The threat to women's colleges does not end there. Several weeks ago the Justice Department suddenly let fly with a bombshell brief on VMI proposing that "strict scrutiny" be applied to college admissions or, indeed, to any situation in which there were "differences in official treatment based on sex." In the past, complaints of sex discrimination were subject only to "intermediate scrutiny," meaning that the discriminator had to show that the state had an "important" interest in the differential treatment. Under strict scrutiny, there must be a "compelling" state interest. Numerous conservative commentators instantly observed that Justice was trying to accomplish in a legal brief what the women's movement had been trying to do with the Equal Rights Amendment to the Constitution.

In the past, only racial discrimination has been subject to strict scrutiny. It is true, as observed here recently, that there is no "bright line" between the different standards of scrutiny; still, the strict standard is a mighty weapon. In 1983 strict scrutiny was a factor in the Supreme Court's support of the Internal Revenue Service when it ruled that contributors to religiously oriented Bob Jones University could not deduct their gifts on tax returns because the school barred interracial dating. Would strict scrutiny be kinder to Wellesley's contributors? More recently the standard has been making it difficult for Detroit and other cities to set up educational programs targeted at young inner-city black males. If programs designed to help only poor blacks are in trouble in a strict-scrutiny world, why would Wellesley get away with programs targeted at middle-class women? Just asking.

Next question: Why would the Clinton Justice Department create these problems for Hillary's beloved alma mater? Why drag strict scrutiny into the case? The answer rated most parsimonious around our house is ideology. Justice is committed to the most extreme feminist perspectives. One of the first aides brought aboard by Deval Patrick, who heads the department's civil rights division, was Isabelle Katz Pinzler, an ACLU activist and nontraditional lady who has opposed any restrictions on women in combat, wants the media to name victims of rape--and opposes women-only colleges. In a 1991 interview with Keeping Up, she stated firmly: "I understand the arguments in favor of single-sex colleges for women, but they should be overruled by policy calling for sex equality in education." In the years before Ruth Bader Ginsburg became a judge, she worked closely with Ms. Pinzler on strategies to promote strict scrutiny as the appropriate standard in sex-discrimination cases.
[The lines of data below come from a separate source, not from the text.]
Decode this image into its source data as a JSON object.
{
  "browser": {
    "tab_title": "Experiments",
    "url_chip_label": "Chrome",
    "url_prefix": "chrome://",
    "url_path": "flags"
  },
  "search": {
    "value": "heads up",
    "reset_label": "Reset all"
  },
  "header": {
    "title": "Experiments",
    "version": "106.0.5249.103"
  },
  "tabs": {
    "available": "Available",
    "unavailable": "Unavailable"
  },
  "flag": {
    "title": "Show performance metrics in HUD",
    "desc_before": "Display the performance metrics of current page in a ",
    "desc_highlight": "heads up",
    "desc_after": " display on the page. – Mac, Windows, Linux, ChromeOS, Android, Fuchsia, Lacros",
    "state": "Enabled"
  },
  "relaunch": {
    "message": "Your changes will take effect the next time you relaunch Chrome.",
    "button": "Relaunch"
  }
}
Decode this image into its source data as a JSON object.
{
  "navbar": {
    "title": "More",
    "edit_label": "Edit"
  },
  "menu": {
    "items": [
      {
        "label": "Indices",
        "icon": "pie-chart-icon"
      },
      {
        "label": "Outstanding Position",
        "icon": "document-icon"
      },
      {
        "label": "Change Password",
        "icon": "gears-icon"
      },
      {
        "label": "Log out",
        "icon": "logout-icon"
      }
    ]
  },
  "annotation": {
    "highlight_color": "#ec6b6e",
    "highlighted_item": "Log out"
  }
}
Possibly you are wondering why the Supremes might have trouble reaching a decision on VMI. One reason is that Justice Clarence Thomas has a son at VMI and is therefore recusing himself, which could lead to a decisionless 4-4 tie (leaving VMI free to remain as it is). To be sure, Judge Ginsburg might also recuse herself because the case could require her to vote on the strict-scrutiny standard she promoted in her activist years. Taking everything together, our bet is that VMI and Wellesley will both succeed in remaining single-sex institutions But then, we had Northwestern in the Rose Bowl.